ABDOU DIOUF, L’INVISIBLE
Si le degré de compassion et d’humanisme d’un individu se mesure à l’aune de ses déplacements aux cérémonies mortuaires, on peut qualifier Abdou Diouf d’homme froid, dur, pour ne pas dire cruel. En une vingtaine d’années de présence à la tête de l’Etat, il n’a été aperçu à une cérémonie mortuaire que deux fois.
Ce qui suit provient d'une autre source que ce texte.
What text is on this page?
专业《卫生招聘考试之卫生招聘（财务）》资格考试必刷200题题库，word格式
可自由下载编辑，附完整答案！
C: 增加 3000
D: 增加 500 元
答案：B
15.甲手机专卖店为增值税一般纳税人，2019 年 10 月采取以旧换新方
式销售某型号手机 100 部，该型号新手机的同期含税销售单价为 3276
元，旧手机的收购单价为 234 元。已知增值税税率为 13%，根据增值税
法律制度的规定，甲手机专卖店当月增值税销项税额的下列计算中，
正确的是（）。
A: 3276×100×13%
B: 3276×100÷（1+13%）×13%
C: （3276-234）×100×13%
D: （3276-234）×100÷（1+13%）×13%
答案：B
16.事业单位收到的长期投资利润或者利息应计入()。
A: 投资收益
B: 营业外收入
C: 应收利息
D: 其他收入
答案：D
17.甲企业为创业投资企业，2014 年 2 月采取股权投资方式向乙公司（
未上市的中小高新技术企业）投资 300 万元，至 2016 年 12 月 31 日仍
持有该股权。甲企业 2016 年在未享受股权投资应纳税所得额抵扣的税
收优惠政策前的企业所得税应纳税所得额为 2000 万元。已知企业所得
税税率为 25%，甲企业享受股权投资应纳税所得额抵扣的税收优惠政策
Seuls nos confrères Mame Less Dia (fondateur du journal satirique «Le Politicien») et Max Magamou Mbaye, directeur de l’organe «Combat pour le socialisme» ont eu la grâce de voir le Président Diouf assister à leur levée du corps. A la disparition de sa mère Adja Coumba Dème en mai 2002, l’ancien Secrétaire général de l’Oif, qui avait déjà quitté le pouvoir, a débarqué au Sénégal après l’enterrement de la défunte. Habib Thiam, son meilleur ami et Premier ministre, a été mis en terre en son absence. Lors du décès du Pr Assane Seck, resté fidèle au Parti socialiste jusqu’à son dernier souffle, alors qu’il était à Dakar, il a soutenu pour se justifier, qu’il se rendait en France au chevet de son épouse (Elisabeth Diouf) malade. Une douzaine de jours après le rappel à Dieu de Djibo Leyti Kâ qui fut son ministre pendant quatorze ans, de 1981 à 1995, il n’est pas encore allé présenter ses condoléances à la famille du leader de l’Union pour le Renouveau démocratique(Urd) et ancien Président de la Cndt. Sur ce plan, l’on soutient qu’il a été inspiré par son prédécesseur Léopold Sedar Senghor qui, dit-on, ne serait presque toujours qu’aux morgues, à l’abri des regards du public.